To me, then only a few years old, the orchard seemed vast and eternal. I grew to love that orchard in every season. I enjoyed it as it moved from the quietness of winter with its frosty grass and rime-covered branches into the exuberance of spring blossom. From the carpet of fallen petals to the vibrant green leafiness casting cool shade from the ever stronger summer sun; then the rattles and bangs as humans tried ( and usually failed) to stop the birds eating the ripening fruit. 

Harvest Time

Oh harvest time! – long shapely ladders with slightly less shapely ladies chatting cheerfully from the very top of the cherry trees as they filled their wicker baskets with luscious red cherries. And then the season of falling leaves in a cascade of red and orange and yellow. Then once again it was winter when flocks of Redwings made their way from branch to branch, tree to tree through the orchard. 
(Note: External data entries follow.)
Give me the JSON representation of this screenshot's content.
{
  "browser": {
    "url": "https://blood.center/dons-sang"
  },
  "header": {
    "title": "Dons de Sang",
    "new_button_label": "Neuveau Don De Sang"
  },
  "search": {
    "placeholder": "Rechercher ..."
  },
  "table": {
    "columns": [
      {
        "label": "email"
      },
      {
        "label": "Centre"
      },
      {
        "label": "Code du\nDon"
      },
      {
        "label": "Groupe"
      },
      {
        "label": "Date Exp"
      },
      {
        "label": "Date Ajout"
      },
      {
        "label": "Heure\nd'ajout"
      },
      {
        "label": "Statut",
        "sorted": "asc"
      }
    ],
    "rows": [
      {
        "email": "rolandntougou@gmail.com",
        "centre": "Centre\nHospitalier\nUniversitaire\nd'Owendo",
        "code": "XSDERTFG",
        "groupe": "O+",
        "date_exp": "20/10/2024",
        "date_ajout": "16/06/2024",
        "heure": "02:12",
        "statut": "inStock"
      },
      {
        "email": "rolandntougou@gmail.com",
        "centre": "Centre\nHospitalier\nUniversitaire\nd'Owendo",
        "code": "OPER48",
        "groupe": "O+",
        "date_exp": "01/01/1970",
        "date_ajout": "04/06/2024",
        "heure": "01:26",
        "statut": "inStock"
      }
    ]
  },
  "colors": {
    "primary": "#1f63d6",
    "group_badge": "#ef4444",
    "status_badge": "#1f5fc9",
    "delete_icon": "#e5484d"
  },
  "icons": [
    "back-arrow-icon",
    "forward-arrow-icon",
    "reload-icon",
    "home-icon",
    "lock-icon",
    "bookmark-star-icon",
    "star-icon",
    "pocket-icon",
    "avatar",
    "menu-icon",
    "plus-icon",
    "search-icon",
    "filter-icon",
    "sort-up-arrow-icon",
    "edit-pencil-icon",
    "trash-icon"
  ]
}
I had no way of knowing then that those relaxed and safe early years would be succeeded by opportunities to talk about, to analyse and design new orchards and to plant and manage orchards of cherries – and apples and pears and plums and cobnuts and walnuts……But that was how my working life played out!

Even today, now well retired, orchards bring to the fore a sense of place that still bring me feelings of comfort, safety and well-being.

The Garden of Eden

But I wonder whether this sense of place might go even further back in time? I’m not the only one to suggest that the first orchard ever created was for the use of Adam and Eve. It was called the Garden of Eden.

This is what Genesis records: “The Lord God planted a garden eastward in Eden, and there He put the man whom He had formed. And out of the ground the Lord God made every tree grow that is pleasant to the sight and good for food. The tree of life was also in the midst of the garden, and the tree of the knowledge of good and evil.” (Genesis2:8,9)

That sounds like an orchard to me! Maybe that sense of place I feel even today goes right back to the Book of Genesis, where the Garden of Eden was the first orchard for man to tend, to manage, to steward. It was beautiful, fruitful, made just for mankind. And Adam and Eve between them lost it! (Genesis 3)

Restoration

So maybe there is a faint ‘folk memory’ of its lost perfection. But what is true is that God has supplied a way for humankind to be restored again – a new Heaven and a new Earth promised through the life, death and resurrection of His Son, Jesus Christ (see 1 Peter 1:3).

In the Bible’s Book of Revelation there are several references to the restoration of the Garden of Eden. Here is just one in Revelation 2:7: “To the one who overcomes I will give access to feast on the fruit of the Tree of Life that is found in the paradise of God.” (The Passion Translation).

I love restoring old orchards to their original fruitfulness, but the Garden of Eden? That’s a job for the Head Gardener, the One who created the Universe! And He is on the job!


All references are from the NKJV unless specified otherwise.